Some of the scholastics, like Thomas Aquinas, held that it is in fact true that this category is only properly predicated of human beings, so there would be no proper exemplification of it prior to the existence of human beings. Bentham has a tendency to dismiss things without giving any reason why, and this is a good case. He doesn't give us any actual reason to think it is absurd that human beings using human language might have a class of predications that completely presupposes something done by human beings. This is particularly the case, since Bentham thinks all accidents are "fictitious entities"; only substances are "real entities", so most of the categories don't have a real exemplification at all, being at best ways we linguistically compare and contrast substances. Fictitious entities, as Bentham understands the term, don't actually exist; they arise from the limitations of language. So it's hard to see why he's being so sarcastic about it. And likewise, it's not an absurdity that the first instance where we could predicate of something that it was clothed, required the invention of clothing.

There is something striking about the idea of human beings inventing an entirely new category. Nonetheless there are a few puzzles with Aquinas's position, which occasionally come up in scholastic discussions. Walls can be tapestried, which seems quite a bit like clothing, and in fact, statues can be dressed in clothes. Even more plausibly, horses can be shod and saddled, dogs and cats can be collared, and the like. On Aquinas's view, these are all extended senses based on the fact that by human intervention we can give an artificial relation to them on the model of our own clothing. Dogs themselves don't really wear collars; we put leather or cloth strips around dog's neck on the model of necklaces and collars in human beings, and then by a figure of speech treat the dog as wearing a collar.

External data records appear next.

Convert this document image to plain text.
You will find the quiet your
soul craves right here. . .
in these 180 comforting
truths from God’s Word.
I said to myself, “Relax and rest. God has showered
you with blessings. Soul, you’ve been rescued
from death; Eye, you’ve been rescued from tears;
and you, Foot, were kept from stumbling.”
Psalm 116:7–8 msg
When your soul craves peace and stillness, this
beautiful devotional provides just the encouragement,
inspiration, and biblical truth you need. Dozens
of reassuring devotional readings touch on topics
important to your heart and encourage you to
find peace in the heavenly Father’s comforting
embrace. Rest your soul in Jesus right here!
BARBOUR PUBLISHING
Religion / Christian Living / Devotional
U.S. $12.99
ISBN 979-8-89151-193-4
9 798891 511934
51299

I confess I'm not entirely convinced by this, in the sense that I can fully see that there would be a difference between the human cases and the cases of tapestried walls, saddled horses, and collared dogs, but I don't really see why that would affect either the predication or relation. Yes, these cases are derivative cases causally, but if you put sweater on a dog, it seems to be more than merely figuratively wearing a sweater. There are even purely natural cases, like the hermit crab with his adventitious shell, that seem difficult to distinguish from our wearing of clothes. To be sure, we often use this category metaphorically; we might say that the armadillo is armored, which is a figure of speech because what we are calling 'armor' is quite clearly just a part of the armadillo. But if we went around saying that the hermit crab was shelled, it's not at all clear why we would think that we were saying that the hermit crab was wearing the shell figuratively. If vestment is the category in which one substance is predicated of another substance specifically as adjoined to it, then the hermit crab's being shelled seems to count as vestment, despite no human intervention. And if that's the case, then it seems we should treat the cases of the horse's being saddled and the dog's being collared as vestment as well.

Perhaps St. Thomas is thinking of the category as being linked particularly to action. We, ourselves, wear clothes; being shod, despite the passive construction, is something we do as well as something done to us. Being shod is not something horses do; it is only something done to horses.  This distinction between active vestment and passive vestment does seem important for many purposes. But passion is a category just like action, so I'm not sure that this would make a difference. We can distinguish cases in which we clothe ourselves and in which we are clothed by another. If someone puts clothes on you while you are asleep, for instance, you still seem to be clothed in the proper sense.